The data is current as of June 11, 2024, 12:59 pm

ID Issue Time Category
0 Velocity needs a fixed period 60 sec SM, PO
1 Business stakeholder and Team Velocity 60 sec SM, PO
2 What can we use Velocity for? 60 sec SM, PO
3 Relativity and Velocity 60 sec SM, PO
4 Planning Sprint work 60 sec SM, PO
5 What is the velocity of Agile and Scrum teams? 60 sec SM, PO
6 Velocity is a term in Agile product development 60 sec SM, PO
7 Everything is relative. 60 sec SM, PO
8 Calculating Team Velocity 60 sec SM, PO

Comments on “Velocity Calculation in Agile: What It Is and How to Do It”

  1. Anita Weber
    Hello. To know exactly and clearly the velocity of the development team after each sprint, I write down what the velocity of the team was during the past sprint. Thanks to these notes, we can predict how many tasks the team can accomplish in the next sprint. Recently, however, the entire team was on vacation because of the end of the year. We have temporarily extended the length of our Scrum sprint from one week to one month. Would you recommend me to ignore the last team velocity of the previous long sprint and watch the velocity of the upcoming regular sprints again? The organization requires an archive with the velocity of the team, and we do averaging of all sprints velocities​​, and that's my problem. The average numbers go weird now.
  2. Alice Patel
    Hello! It sounds like you're doing a great job of tracking your team's velocity and using it to plan for future sprints. In terms of the recent change in sprint length, it's important to remember that velocity is calculated based on the amount of work completed during a specific period of time. Since the sprint length has now changed from one week to one month, the team's velocity will likely be different as well.

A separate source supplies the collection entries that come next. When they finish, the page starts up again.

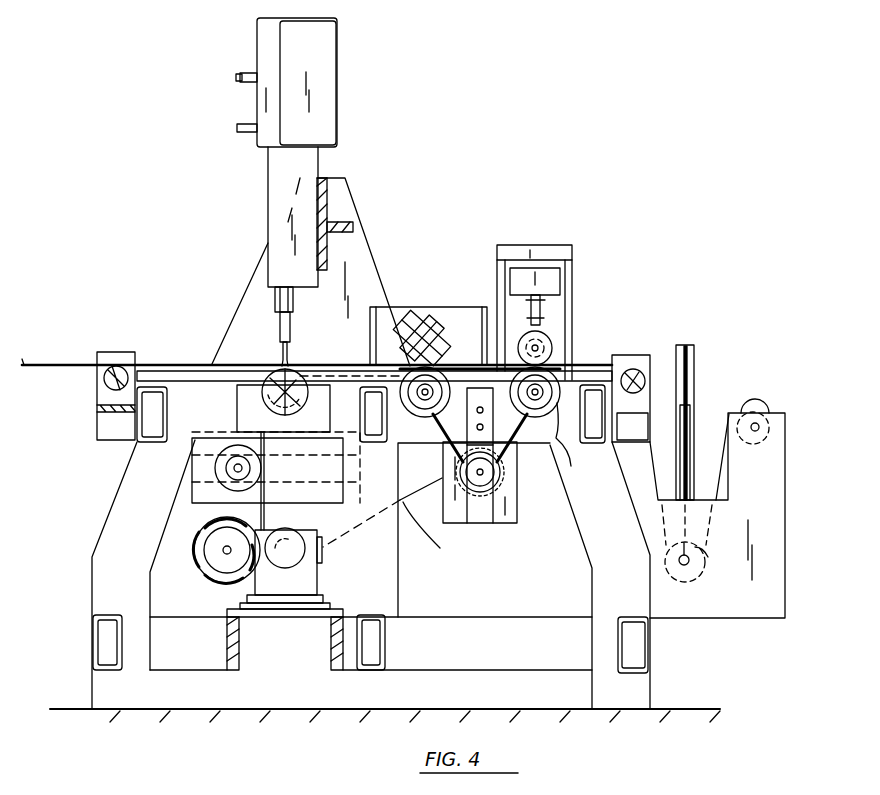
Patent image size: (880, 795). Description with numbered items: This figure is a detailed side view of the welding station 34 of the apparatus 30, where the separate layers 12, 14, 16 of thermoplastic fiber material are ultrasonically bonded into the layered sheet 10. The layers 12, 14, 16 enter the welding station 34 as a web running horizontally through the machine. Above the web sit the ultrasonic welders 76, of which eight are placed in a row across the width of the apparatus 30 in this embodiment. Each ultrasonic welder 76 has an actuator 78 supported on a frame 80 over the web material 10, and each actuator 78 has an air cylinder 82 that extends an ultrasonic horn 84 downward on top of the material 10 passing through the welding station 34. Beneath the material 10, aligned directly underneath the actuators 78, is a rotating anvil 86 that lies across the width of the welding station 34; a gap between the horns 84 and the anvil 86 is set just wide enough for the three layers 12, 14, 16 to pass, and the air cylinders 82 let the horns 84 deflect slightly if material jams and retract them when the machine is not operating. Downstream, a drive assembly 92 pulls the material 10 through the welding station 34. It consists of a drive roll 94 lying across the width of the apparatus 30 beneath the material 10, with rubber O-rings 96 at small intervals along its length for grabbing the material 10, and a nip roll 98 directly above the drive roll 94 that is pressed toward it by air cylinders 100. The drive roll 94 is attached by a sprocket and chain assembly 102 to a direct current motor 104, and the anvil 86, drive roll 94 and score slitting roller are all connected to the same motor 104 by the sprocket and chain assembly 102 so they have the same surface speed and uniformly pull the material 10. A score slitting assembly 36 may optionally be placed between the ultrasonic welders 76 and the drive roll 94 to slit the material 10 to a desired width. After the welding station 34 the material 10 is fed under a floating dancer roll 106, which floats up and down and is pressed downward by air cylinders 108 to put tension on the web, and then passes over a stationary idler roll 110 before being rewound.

The layered sheet 10 is at (600, 360).
The layer 12 is at (316, 335).
The layer 14 is at (316, 335).
The layer 16 is at (106, 318).
The apparatus 30 is at (636, 474).
The welding station 34 is at (78, 585).
The score slitting assembly 36 is at (413, 307).
The ultrasonic welder 76 is at (328, 43).
The actuator 78 is at (267, 200).
The frame 80 is at (358, 197).
The air cylinder 82 is at (276, 296).
The ultrasonic horn 84 is at (282, 352).
The rotating anvil 86 is at (250, 413).
The drive assembly 92 is at (548, 245).
The drive roll 94 is at (498, 431).
The rubber O-ring 96 is at (567, 367).
The nip roll 98 is at (550, 333).
The air cylinder 100 is at (540, 300).
The sprocket and chain assembly 102 is at (399, 521).
The direct current motor 104 is at (250, 582).
The floating dancer roll 106 is at (708, 557).
The air cylinder 108 is at (694, 362).
The stationary idler roll 110 is at (755, 411).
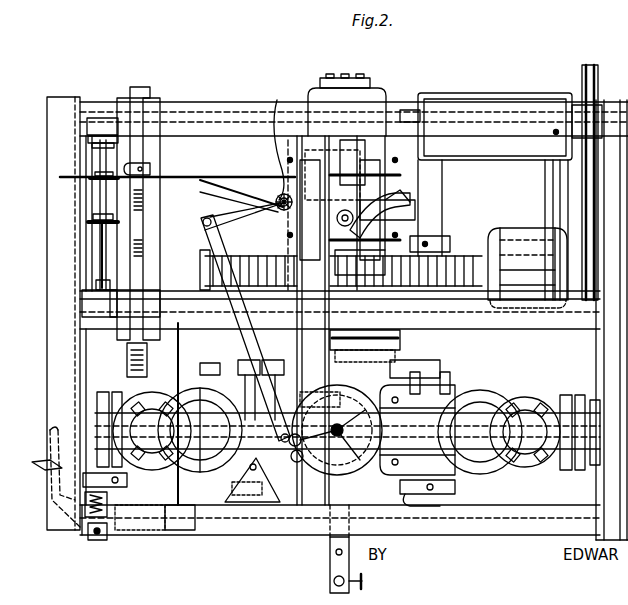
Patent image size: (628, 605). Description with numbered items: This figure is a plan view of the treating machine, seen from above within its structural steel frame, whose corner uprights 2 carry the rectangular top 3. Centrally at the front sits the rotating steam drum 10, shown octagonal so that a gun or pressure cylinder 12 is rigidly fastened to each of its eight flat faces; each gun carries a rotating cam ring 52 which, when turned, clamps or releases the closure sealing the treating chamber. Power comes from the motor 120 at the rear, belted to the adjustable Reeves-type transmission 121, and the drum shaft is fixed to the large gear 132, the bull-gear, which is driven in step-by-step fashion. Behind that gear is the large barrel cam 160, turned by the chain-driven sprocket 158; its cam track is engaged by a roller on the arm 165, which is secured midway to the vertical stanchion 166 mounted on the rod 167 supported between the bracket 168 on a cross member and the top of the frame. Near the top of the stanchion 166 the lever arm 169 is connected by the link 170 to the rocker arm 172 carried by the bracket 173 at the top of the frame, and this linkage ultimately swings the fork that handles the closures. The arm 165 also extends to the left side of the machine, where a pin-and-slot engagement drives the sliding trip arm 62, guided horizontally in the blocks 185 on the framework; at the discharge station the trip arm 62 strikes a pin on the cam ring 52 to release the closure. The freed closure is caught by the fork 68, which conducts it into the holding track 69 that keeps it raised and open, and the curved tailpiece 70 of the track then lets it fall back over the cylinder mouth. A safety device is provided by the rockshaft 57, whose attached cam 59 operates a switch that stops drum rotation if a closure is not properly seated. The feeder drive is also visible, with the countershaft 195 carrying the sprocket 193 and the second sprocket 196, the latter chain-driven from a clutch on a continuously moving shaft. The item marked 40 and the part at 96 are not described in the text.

The corner uprights 2 is at (97, 118).
The rectangular top 3 is at (219, 102).
The rotating steam drum 10 is at (430, 497).
The gun or pressure cylinder 12 is at (448, 410).
The hook 40 is at (40, 468).
The rotating cam ring 52 is at (493, 390).
The rockshaft 57 is at (180, 362).
The cam 59 is at (176, 530).
The sliding trip arm 62 is at (147, 356).
The fork 68 is at (50, 425).
The holding track 69 is at (128, 468).
The curved tailpiece 70 is at (196, 470).
The clamp block 96 is at (380, 337).
The motor 120 is at (518, 228).
The transmission 121 is at (534, 80).
The large gear 132 is at (448, 238).
The sprocket 158 is at (405, 185).
The barrel cam 160 is at (405, 205).
The arm 165 is at (238, 164).
The vertical pipe or stanchion 166 is at (277, 184).
The rod 167 is at (281, 210).
The bracket 168 is at (267, 142).
The lever arm 169 is at (237, 217).
The link 170 is at (205, 226).
The rocker arm 172 is at (241, 390).
The bracket 173 is at (248, 503).
The blocks 185 is at (157, 147).
The sprocket 193 is at (98, 220).
The countershaft 195 is at (100, 244).
The second sprocket 196 is at (100, 178).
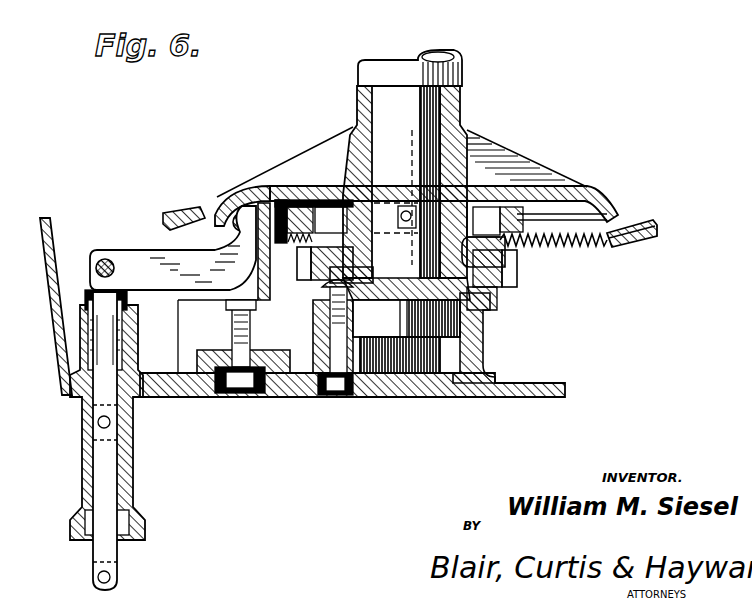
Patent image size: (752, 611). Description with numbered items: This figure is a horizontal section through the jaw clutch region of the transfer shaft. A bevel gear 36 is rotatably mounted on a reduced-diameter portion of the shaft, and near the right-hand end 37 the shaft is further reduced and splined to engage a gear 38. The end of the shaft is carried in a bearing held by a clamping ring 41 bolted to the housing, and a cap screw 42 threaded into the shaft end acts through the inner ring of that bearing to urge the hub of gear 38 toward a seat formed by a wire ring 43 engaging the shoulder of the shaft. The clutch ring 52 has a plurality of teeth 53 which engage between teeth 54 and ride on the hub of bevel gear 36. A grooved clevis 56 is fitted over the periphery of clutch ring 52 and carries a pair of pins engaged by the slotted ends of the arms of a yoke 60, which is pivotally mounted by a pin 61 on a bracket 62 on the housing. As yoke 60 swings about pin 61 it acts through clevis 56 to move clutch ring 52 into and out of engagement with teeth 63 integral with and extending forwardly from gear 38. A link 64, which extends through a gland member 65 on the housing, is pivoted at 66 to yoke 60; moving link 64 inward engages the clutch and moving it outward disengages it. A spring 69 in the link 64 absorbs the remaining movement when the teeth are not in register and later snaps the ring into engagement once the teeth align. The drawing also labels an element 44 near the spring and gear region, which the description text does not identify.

The bevel gear 36 is at (650, 220).
The right-hand end of shaft 37 is at (402, 302).
The gear 38 is at (501, 290).
The clamping ring 41 is at (318, 303).
The cap screw 42 is at (413, 342).
The wire ring 43 is at (347, 270).
The spring 44 is at (556, 244).
The clutch ring 52 is at (305, 200).
The teeth 53 is at (330, 200).
The teeth 54 is at (478, 192).
The grooved clevis 56 is at (283, 200).
The yoke 60 is at (148, 240).
The pivot pin 61 is at (242, 212).
The bracket 62 is at (224, 300).
The teeth 63 is at (500, 245).
The link 64 is at (100, 455).
The gland member 65 is at (128, 465).
The pivot 66 is at (108, 260).
The spring 69 is at (70, 372).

    In this case, I would recommend tracking the team's velocity for the new one-month sprint separately from the previous one-week sprint. This will allow you to better gauge the team's productivity during the new sprint length and make more accurate predictions for future sprints. Additionally, you may want to consider averaging the velocity of the new one-month sprints separately from the previous one-week sprints to avoid skewing the overall average.

    It's also worth noting that velocity is not the only metric you should be tracking to ensure successful project delivery. Consider using other metrics like burndown charts, cumulative flow diagrams, or lead time to gain a more comprehensive understanding of your team's performance. Good luck!